The past Friday was Day of Silence, a nationwide movement where high school and college students across the country remain silent for the entire day in order to make people aware of the bullying of LGBT youth. I have participated in Day of Silence every year I have been at Stanford. It is an important day for me, every year. Every Day of Silence reminds me of where I come from.
I admit every Day of Silence I find myself getting a bit depressed. Consciously not talking for an extended period of time not only makes people aware of what you’re doing, but it also leads to a lot of time in my head, thinking about things.
I don’t really think about my days when I was younger. I don’t really like thinking about it. I was a victim of bullying. In elementary school, the other kids made fun of me because I was different — both they and I did not quite know how I was different, but they just knew I was and ostracized me for it. During recess, I ended up sitting by myself and reading a book rather than playing with the other kids. In middle school, a girl called me a faggot and told me I was going to hell. This went on for several months.

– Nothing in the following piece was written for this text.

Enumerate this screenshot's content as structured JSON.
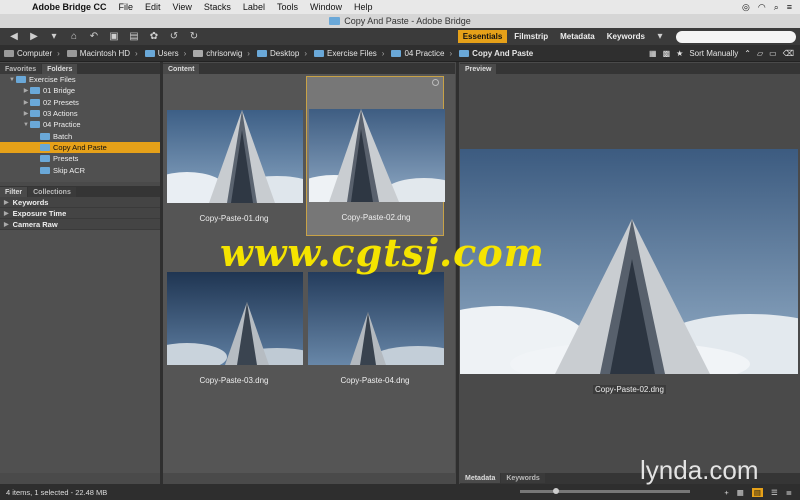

In high school, I had a group of friends who were emotionally abusive and made me feel awful about myself. (When I got into Stanford, instead of congratulating me, one of my friends remarked the only reason the school accepted me wasn’t because I was smart, but because I was gay, and they had to fill their “gay quota.” Good times, good times.) But regardless of how badly they treated me, I would’ve much rather had awful friends than have had no friends at all.
I suffered from low self-esteem because of my experiences. I mean, after being told you were weird, and different and that you didn’t deserve to be happy for years and years, you’re more likely than not to believe it. I got depressed, even suicidal, throughout my school years. This idea that I was a bad person pervaded every part of my consciousness — my evilness was something I believed was a fact, more than anything.
It wasn’t until I got to college that things changed. For once, I was respected, even appreciated. No one was trying to beat me down for me being smart. Nobody was trying to bash my identity of being gay or trans. People actually liked me for who I was. And it was a strange, sudden change and something that I’m still not used to yet. I admit now, I’m still struggling with these same issues. When I’m feeling depressed, those bad thoughts creep in, tell me that I’m a bad person and that I don’t deserve to be happy.
I stopped speaking to my high school friends during my first year of college. I attempted to reconcile with them during the summer between my junior and senior year. One particular girl — the most emotionally abusive of them all — attempted to bully me into submission again. By that time I had managed to salvage some self-esteem, and I finally realized how awfully they had treated me, and I wouldn’t tolerate it any longer. When she saw that I was finally standing up for myself, she ended up calling to threaten me in the middle of the night and sent me a long email cussing me out and telling me repeatedly that I was a horrible person (she even cc’ed my other friends in the e-mail in order to announce my horribleness to the world). My other friends, who I thought would stand up for me, said nothing. I called them, asked for help, but they did not answer my calls or my texts. I haven’t talked to them since, and they haven’t made the effort to contact me either. It was a rather traumatic experience that I still haven’t worked through yet. Honestly, if your friends stand idly by while someone’s bullying you, they aren’t worth being friends with in the first place.
Nobody deserves to be bullied. Nobody deserves to get their humanity mocked and ridiculed, just because somebody doesn’t fit in with what’s considered “normal.” It’s bullying that gets LGBT kids depressed, makes them feel worthless, makes them think that maybe they’re better off dead. And I honestly thought that way at that point in my life. It was terrifying.
During my years of college, I’ve managed to find a small slice of happiness for myself, but I can’t say the same for those kids still in school. This column is for them. This column is to give them hope, to show them somebody that’s also been bullied but turned out all right. I know it hurts. I hurt then too. But things will be okay. Trust me.